Katie Wehr, spokeswoman for the Robert Wood Johnson Foundation, says the annual County Health Rankings isn’t a contest but more of a tool or guidebook.
“We collect a whole host of data, 30 factors in particular, to talk about how health is much more than what happens in the doctor’s office,” Wehr says. “It includes everything from public safety to education to poverty. That all helps shape how well and how long we live.”
The report shows rural counties have higher premature death rates compared to urban counties. Also, rural counties have higher rates of smoking, obesity, child poverty and teen births, and higher numbers of uninsured adults than their urban counterparts.
Large urban counties have lower smoking and obesity rates, fewer injury deaths and more residents who attended college. “Through the website, CountyHealthRankings.org, it enables communities to see the trends over time within their particular county and also enables them to identify where they’re doing particularly well and where there are additional areas for improvement,” Wehr says. “It also gives them the ability to understand how they’re doing compared to their neighbors so they can continue to learn from their neighbors about what’s working and what’s not.”

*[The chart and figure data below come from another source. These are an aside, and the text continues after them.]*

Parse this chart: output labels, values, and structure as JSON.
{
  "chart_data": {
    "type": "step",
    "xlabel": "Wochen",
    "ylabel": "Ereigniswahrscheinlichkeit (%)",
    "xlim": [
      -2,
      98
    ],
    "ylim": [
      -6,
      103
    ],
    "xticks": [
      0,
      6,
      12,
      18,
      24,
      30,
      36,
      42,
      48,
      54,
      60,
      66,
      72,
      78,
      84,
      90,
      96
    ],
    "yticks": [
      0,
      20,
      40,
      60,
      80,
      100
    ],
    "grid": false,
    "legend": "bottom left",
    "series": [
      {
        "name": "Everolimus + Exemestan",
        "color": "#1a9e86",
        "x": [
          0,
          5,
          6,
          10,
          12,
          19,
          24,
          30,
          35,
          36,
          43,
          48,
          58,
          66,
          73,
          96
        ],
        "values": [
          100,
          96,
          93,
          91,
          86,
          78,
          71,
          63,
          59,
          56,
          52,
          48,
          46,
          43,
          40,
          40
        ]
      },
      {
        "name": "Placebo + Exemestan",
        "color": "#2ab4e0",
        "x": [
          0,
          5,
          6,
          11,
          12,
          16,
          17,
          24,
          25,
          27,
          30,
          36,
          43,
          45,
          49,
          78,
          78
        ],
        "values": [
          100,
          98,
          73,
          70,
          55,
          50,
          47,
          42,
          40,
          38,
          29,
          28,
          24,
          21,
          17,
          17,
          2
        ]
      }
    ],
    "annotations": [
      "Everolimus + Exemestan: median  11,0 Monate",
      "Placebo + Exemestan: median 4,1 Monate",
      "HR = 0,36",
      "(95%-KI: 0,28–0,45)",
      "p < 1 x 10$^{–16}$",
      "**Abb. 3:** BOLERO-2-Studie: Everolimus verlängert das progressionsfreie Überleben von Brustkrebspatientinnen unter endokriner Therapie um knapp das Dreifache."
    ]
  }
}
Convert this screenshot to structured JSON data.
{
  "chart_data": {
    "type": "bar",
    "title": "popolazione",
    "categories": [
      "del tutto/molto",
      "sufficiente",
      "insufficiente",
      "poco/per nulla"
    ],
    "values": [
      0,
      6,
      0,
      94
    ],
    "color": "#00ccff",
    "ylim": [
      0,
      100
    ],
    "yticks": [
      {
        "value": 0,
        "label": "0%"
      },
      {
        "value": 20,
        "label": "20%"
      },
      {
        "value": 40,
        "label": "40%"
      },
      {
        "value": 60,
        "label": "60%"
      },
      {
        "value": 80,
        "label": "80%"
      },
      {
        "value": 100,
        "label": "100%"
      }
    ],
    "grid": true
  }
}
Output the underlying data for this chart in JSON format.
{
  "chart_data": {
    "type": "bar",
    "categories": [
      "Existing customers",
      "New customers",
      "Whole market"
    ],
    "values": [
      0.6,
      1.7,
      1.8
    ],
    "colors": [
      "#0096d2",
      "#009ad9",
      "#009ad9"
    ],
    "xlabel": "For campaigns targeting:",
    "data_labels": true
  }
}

The report contains county-by-county breakdowns for all 50 states. Coincidentally, Iowa’s highest- and lowest-ranked counties are both on the western border and in close proximity to one another.
“The healthiest county in Iowa is Sioux County and the least healthy or the lowest-ranked county is Monona County,” Wehr says. “What we recognize is the rankings are a starting point and not an ending point. It’s not even a race to the top because rankings vary every year depending on how well you are doing, or not, compared to your neighbor.”
The report includes a “tools” section that contains a database of approaches, personalized coaching and a range of other resources to help communities in their efforts to improve health.